David M. Gaba M.D.

Associate Dean for Immersive and Simulation-based Learning
Professor, Department of Anesthesia
Stanford University
Email: gaba@stanford.edu Discipline: Medicine Expertise: Health Risks, Patient Safety

Investigator Award
Organizational Structures, Cultures, and System Aspects of Safety in Tertiary Health Care: A Comparison with Other High Risk-Industries
Award Year: 1996 Preventable accidents occur frequently in health care, especially in comparison with the rate of serious mishaps in commercial and military aviation, space flight, and nuclear power production. Dr. Gaba's systematic comparison of health care to these industries is guided by a synthesis of recent theoretical models of safety and error in complex organizations. Among the issues the project addresses are the structure of the health care industry, regulatory processes, and cultures of reliability concerning the care of hospitalized patients. The influence of malpractice litigation on safety, the connection between fatigued personnel and error in health care, and the effects of production pressure at work are also studied. By mapping features of health care to similar features of high-risk industries, Dr. Gaba formulates an integrated view of the implications for safety in health care. Project results provide recommendations for short and long-term policy changes to strengthen safety systems in health care.

Background

David Gaba is a professor of anesthesia and associate dean for Immersive and Simulation-based Learning at the Stanford School of Medicine, as well as a CHP/PCOR fellow. He is interested in a wide variety of topics related to patient safety, including high-fidelity patient simulation; the effects of fatigue on clinicians' performance; and organizational learning through adverse-event reporting and analysis.

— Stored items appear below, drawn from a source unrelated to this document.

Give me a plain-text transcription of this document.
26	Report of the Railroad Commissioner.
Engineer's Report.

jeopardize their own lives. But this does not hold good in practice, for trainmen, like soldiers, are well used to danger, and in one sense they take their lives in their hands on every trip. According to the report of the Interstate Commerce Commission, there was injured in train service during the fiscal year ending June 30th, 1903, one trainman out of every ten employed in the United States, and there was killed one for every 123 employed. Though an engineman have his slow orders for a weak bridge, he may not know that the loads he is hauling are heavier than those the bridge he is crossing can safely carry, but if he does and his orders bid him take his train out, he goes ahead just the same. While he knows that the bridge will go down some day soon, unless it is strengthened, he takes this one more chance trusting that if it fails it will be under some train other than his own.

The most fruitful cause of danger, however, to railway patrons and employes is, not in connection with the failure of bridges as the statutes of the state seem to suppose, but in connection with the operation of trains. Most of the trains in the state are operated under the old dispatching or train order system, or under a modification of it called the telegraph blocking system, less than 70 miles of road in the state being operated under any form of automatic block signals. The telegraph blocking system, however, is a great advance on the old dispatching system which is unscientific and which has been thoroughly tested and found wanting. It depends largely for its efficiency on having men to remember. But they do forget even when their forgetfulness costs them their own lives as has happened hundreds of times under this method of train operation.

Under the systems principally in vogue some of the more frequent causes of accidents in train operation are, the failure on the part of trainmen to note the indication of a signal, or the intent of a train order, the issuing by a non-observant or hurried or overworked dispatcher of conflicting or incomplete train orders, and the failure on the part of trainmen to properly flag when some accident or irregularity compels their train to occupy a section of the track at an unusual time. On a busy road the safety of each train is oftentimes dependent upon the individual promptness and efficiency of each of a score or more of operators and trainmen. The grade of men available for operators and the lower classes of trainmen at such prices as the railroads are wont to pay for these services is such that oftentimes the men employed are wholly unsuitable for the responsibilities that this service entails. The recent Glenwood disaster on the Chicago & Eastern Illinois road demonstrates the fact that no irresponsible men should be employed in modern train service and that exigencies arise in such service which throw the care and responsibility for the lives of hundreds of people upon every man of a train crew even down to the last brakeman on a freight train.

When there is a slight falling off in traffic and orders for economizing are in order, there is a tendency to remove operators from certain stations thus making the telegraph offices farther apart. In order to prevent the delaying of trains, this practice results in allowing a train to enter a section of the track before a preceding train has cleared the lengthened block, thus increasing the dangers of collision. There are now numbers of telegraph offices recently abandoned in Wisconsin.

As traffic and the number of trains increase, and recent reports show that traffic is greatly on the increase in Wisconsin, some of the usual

He directs the Patient Safety Center of Inquiry at the VA Palo Alto Health Care System, which does work in the following areas: the theory of organizational safety applied to health care; teamwork and simulation training of healthcare personnel; the effects of fatigue on healthcare personnel; evaluating the "culture of safety" in healthcare institutions and seeking to improve the safety culture through specific interventions; organizational learning through adverse-event reporting and analysis systems; the connection between patient safety issues in routine clinical care and in research involving human subjects; and the human factors involved in the use of medical equipment. Gaba is also secretary of the Anesthesia Patient Safety Foundation. He received a BS in biomedical engineering from Northwestern University, an MD from Yale University, and completed a residency in anesthesiology at Stanford.